Case 1: A 9-month-old female presented with a right craniofacial neck mass discovered on prenatal screening. Postnatal ultrasound demonstrated a complex multiloculated cystic lesion with peripheral vascularity. MRI confirmed a predominantly cystic, mixed soft tissue and cystic right anterolateral neck mass, most consistent with mixed type lymphatic malformation. Despite two rounds of percutaneous sclerotherapy with doxycycline, the lesion continued to enlarge on repeat MRI, crossing the midline and causing mass effect on the trachea with associated airway compromise.

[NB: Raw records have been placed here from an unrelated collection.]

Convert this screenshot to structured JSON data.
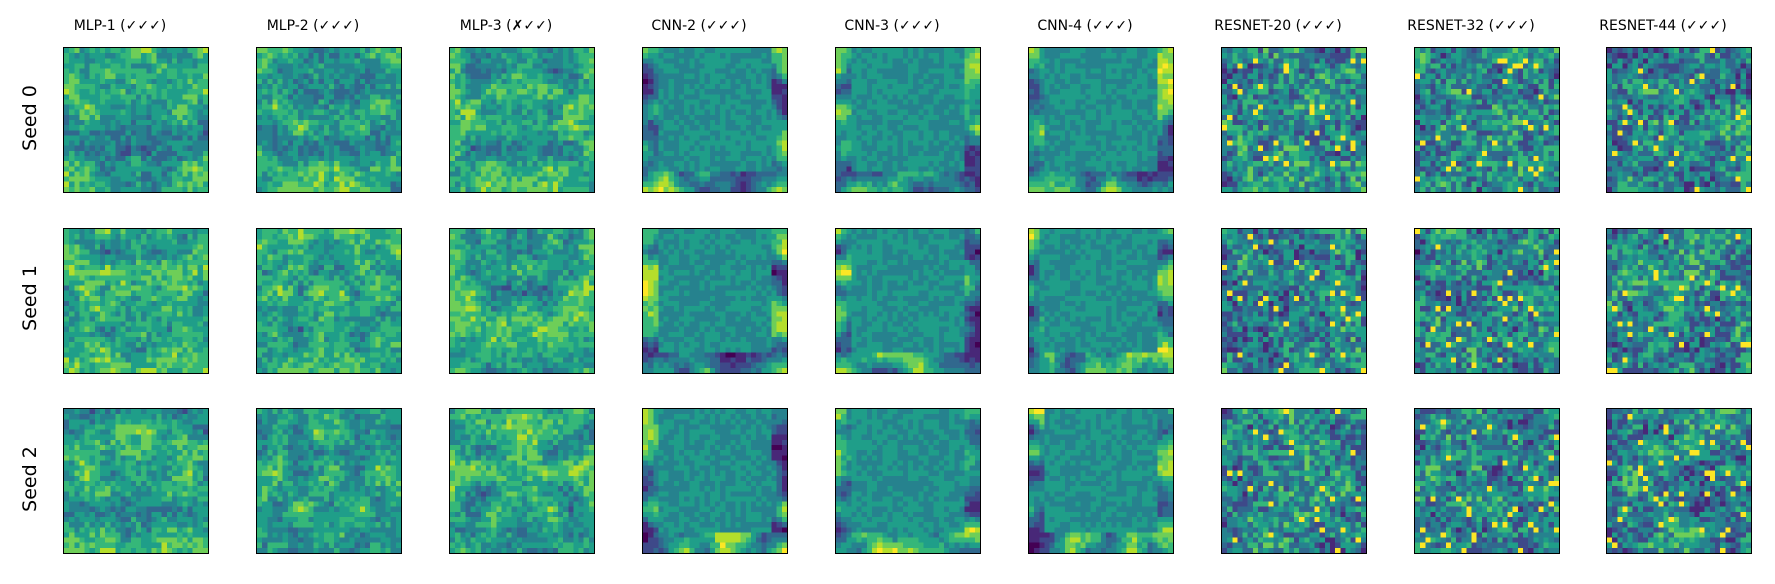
{
  "chart_data": {
    "type": "heatmap",
    "columns": [
      "MLP-1 (✓✓✓)",
      "MLP-2 (✓✓✓)",
      "MLP-3 (✗✓✓)",
      "CNN-2 (✓✓✓)",
      "CNN-3 (✓✓✓)",
      "CNN-4 (✓✓✓)",
      "RESNET-20 (✓✓✓)",
      "RESNET-32 (✓✓✓)",
      "RESNET-44 (✓✓✓)"
    ],
    "rows": [
      "Seed 0",
      "Seed 1",
      "Seed 2"
    ],
    "colormap": "viridis",
    "grid_size": 28,
    "panel_styles": [
      "mlp-bright",
      "mlp-bright",
      "mlp-bright",
      "cnn-flat",
      "cnn-flat",
      "cnn-flat",
      "resnet-noisy",
      "resnet-noisy",
      "resnet-noisy"
    ],
    "axes_ticks": "none",
    "colors": {
      "viridis": [
        "#440154",
        "#482878",
        "#3e4989",
        "#31688e",
        "#26828e",
        "#1f9e89",
        "#35b779",
        "#6ece58",
        "#b5de2b",
        "#fde725"
      ]
    }
  }
}
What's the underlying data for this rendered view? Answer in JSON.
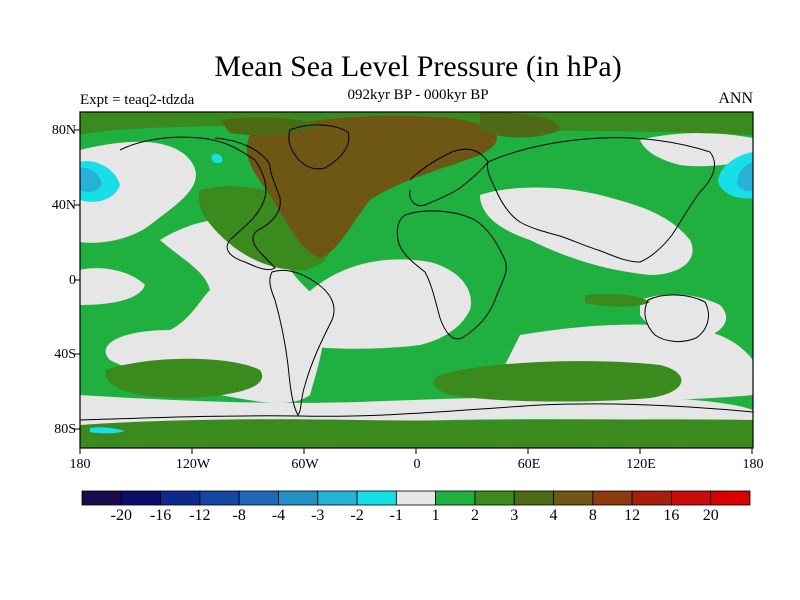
{
  "title": "Mean Sea Level Pressure (in hPa)",
  "subtitle": "092kyr BP - 000kyr BP",
  "experiment": "Expt = teaq2-tdzda",
  "season": "ANN",
  "lat_labels": [
    "80N",
    "40N",
    "0",
    "40S",
    "80S"
  ],
  "lon_labels": [
    "180",
    "120W",
    "60W",
    "0",
    "60E",
    "120E",
    "180"
  ],
  "colorbar": {
    "labels": [
      "-20",
      "-16",
      "-12",
      "-8",
      "-4",
      "-3",
      "-2",
      "-1",
      "1",
      "2",
      "3",
      "4",
      "8",
      "12",
      "16",
      "20"
    ],
    "colors": [
      "#1a0a4e",
      "#0a0f6a",
      "#0c2a8c",
      "#1546a4",
      "#1d69b8",
      "#2390c6",
      "#25b2d6",
      "#17dfe8",
      "#e6e6e6",
      "#20b040",
      "#3a8a1e",
      "#4f6a14",
      "#6e5614",
      "#8c3a10",
      "#a81e0c",
      "#c80c0c",
      "#d90000"
    ]
  },
  "palette": {
    "neutral": "#e6e6e6",
    "pos2": "#20b040",
    "pos3": "#3a8a1e",
    "pos4": "#4f6a14",
    "pos8": "#6e5614",
    "neg2": "#25b2d6",
    "neg1": "#17dfe8"
  }
}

Respiratory distress was exacerbated by COVID-19 infection requiring intubation and eventual tracheostomy. She was started on sirolimus and underwent a third sclerotherapy treatment with doxycycline and STS without improvement. Surgical debulking was performed with pathology returning as mature multicystic teratoma composed of endodermal, neuroglial and mesodermal elements with minimal fat.

Case 2: A 13-year-old male with no significant past medical history presented with three weeks of right-sided abdominal pain and constipation. CT showed a right abdominal multiseptated cystic lesion. MRI confirmed a 27 cm multicystic abdominal mass with small soft tissue component and calcification with mass effect on the small bowel and right ureter causing partial small bowel obstruction and hydronephrosis, most consistent with a large cystic teratoma. However, following surgical excision pathology demonstrated a multicystic mass containing vascular structures with lymphocytic aggregates and nodules consistent with LM.

Expanding on these cases, this exhibit will also review the clinical presentations and management of cystic teratoma and LM with an emphasis on imaging workup and radiology-pathology correlation. It is important for radiologists and their interdisciplinary colleagues to be cognizant of the overlapping features of these conditions to avoid errors in diagnosis and management as their treatments differ.